Here are three of the most common company establishments for you to register as:
- A Sole proprietorship is fairly popular for small business owners where profit, taxes, and debt are directly channelled to the owner. Thus, if your company owes a significant amount of debt, as an owner, you will be personally liable to pay it off.
- A corporation is a legal entity that is separate from the owner and is often considered a ‘legal person’. Not only can business decisions be made under the corporation’s name, but owners aren’t personally liable to pay off the debts. While this may seem attractive, there is a lot of paperwork and money involved in order to establish a corporation.
- A limited liability company (LLC) is ideal for owners seeking to limit their personal liability in the business. It’s far easier to apply for an LLC in comparison to a corporation, but an LLC isn’t advisable if you’re looking to become a publicly-listed company in the future.
You Are Aware of the Solitary Nature of a Full-Time Freelancer
If you’re a highly extroverted person and find motivation by frequently socialising then striving to be a full-time freelancer may not be the best idea. The truth about a job as a full-time freelancer, whether you’re a web designer or marketer, is that you will have to do the work on your own and sacrificing time with friends and family is a real possibility. With a thin financial security blanket, it is highly probable that you’ll find yourself working more than 40 hours and on the weekends.
Furthermore, because you’re in the business venture alone, you have to be your own salesperson, public relations manager, and CEO. You will have to attend social functions, network aplenty, and promote yourself should you seek to find new clients willing to support your business. Becoming a full-time freelancer requires a high level of self-confidence in your abilities because it will be difficult to convince another individual to use your service if you’re unsure of your own talent.
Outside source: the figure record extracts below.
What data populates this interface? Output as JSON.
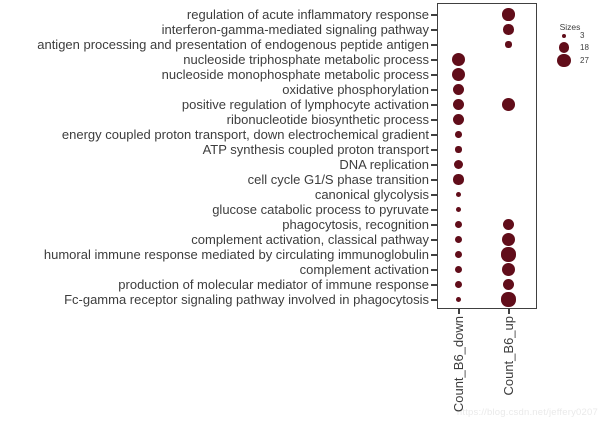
{
  "watermark": "https://blog.csdn.net/jeffery0207",
  "colors": {
    "dot": "#610d1a",
    "axis": "#404040",
    "label_text": "#3d3d3d",
    "watermark": "#eaeaea"
  },
  "chart_data": {
    "type": "scatter",
    "subtype": "bubble-dotplot",
    "columns": [
      "Count_B6_down",
      "Count_B6_up"
    ],
    "legend": {
      "title": "Sizes",
      "values": [
        3,
        18,
        27
      ],
      "position": "right-top"
    },
    "grid": false,
    "size_scale_note": "dot diameter proportional to sqrt(count)",
    "rows": [
      {
        "term": "regulation of acute inflammatory response",
        "down": null,
        "up": 24
      },
      {
        "term": "interferon-gamma-mediated signaling pathway",
        "down": null,
        "up": 17
      },
      {
        "term": "antigen processing and presentation of endogenous peptide antigen",
        "down": null,
        "up": 6
      },
      {
        "term": "nucleoside triphosphate metabolic process",
        "down": 30,
        "up": null
      },
      {
        "term": "nucleoside monophosphate metabolic process",
        "down": 29,
        "up": null
      },
      {
        "term": "oxidative phosphorylation",
        "down": 21,
        "up": null
      },
      {
        "term": "positive regulation of lymphocyte activation",
        "down": 21,
        "up": 26
      },
      {
        "term": "ribonucleotide biosynthetic process",
        "down": 19,
        "up": null
      },
      {
        "term": "energy coupled proton transport, down electrochemical gradient",
        "down": 7,
        "up": null
      },
      {
        "term": "ATP synthesis coupled proton transport",
        "down": 6,
        "up": null
      },
      {
        "term": "DNA replication",
        "down": 14,
        "up": null
      },
      {
        "term": "cell cycle G1/S phase transition",
        "down": 16,
        "up": null
      },
      {
        "term": "canonical glycolysis",
        "down": 4,
        "up": null
      },
      {
        "term": "glucose catabolic process to pyruvate",
        "down": 5,
        "up": null
      },
      {
        "term": "phagocytosis, recognition",
        "down": 8,
        "up": 20
      },
      {
        "term": "complement activation, classical pathway",
        "down": 10,
        "up": 28
      },
      {
        "term": "humoral immune response mediated by circulating immunoglobulin",
        "down": 8,
        "up": 31
      },
      {
        "term": "complement activation",
        "down": 8,
        "up": 28
      },
      {
        "term": "production of molecular mediator of immune response",
        "down": 8,
        "up": 20
      },
      {
        "term": "Fc-gamma receptor signaling pathway involved in phagocytosis",
        "down": 4,
        "up": 31
      }
    ]
  }
}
You Understand the Importance of ‘Money Matters’
You may be driven to start your new career as a full-time freelancer, but being insensible can create serious financial troubles. Any new business owner will tell you that you can expect to struggle financially in the beginning as you find your footing with the company. As lucrative as web design and marketing jobs are – especially if you’re a digital marketing expert – it doesn’t guarantee consistent cash flow. Therefore, it is highly advisable for you to have enough savings to last a couple of months in anticipation of the tough early days.
You Have a Solid Client Database to Start
Based on your experience as a part-time freelancer, you are likely to understand how the amount of money you earn is directly dependent on the number of clients that you have. As such, it is crucial for you to have a solid network of potential clients before forming your company. It doesn’t have to be with the CEOs of prominent firms, but a decent client database will only help you as a full-time freelancer.
Hence while you’re still holding down a job with an employer, be sure to work smart and start building relations with existing external parties. As you work a 9-5 job, it is recommended that you also start building a portfolio of your work. The ability to impress people outside of your employer can go a long way in client referrals which also means more work opportunities for your freelance business.
You Are Deeply Motivated to Expand Your Horizon
Sometimes investing in what you truly believe in is the first step of changing your life because let’s face it, passion can be a great motivator in pursuing new avenues. A desk job is not for everybody and it’s great if you feel an inkling to do more on your own terms. Thus, when you find a growing itch to leave your desk job and you have the necessary resources to forge a full-time freelancer career, then going your own way could be the suitable next step to take.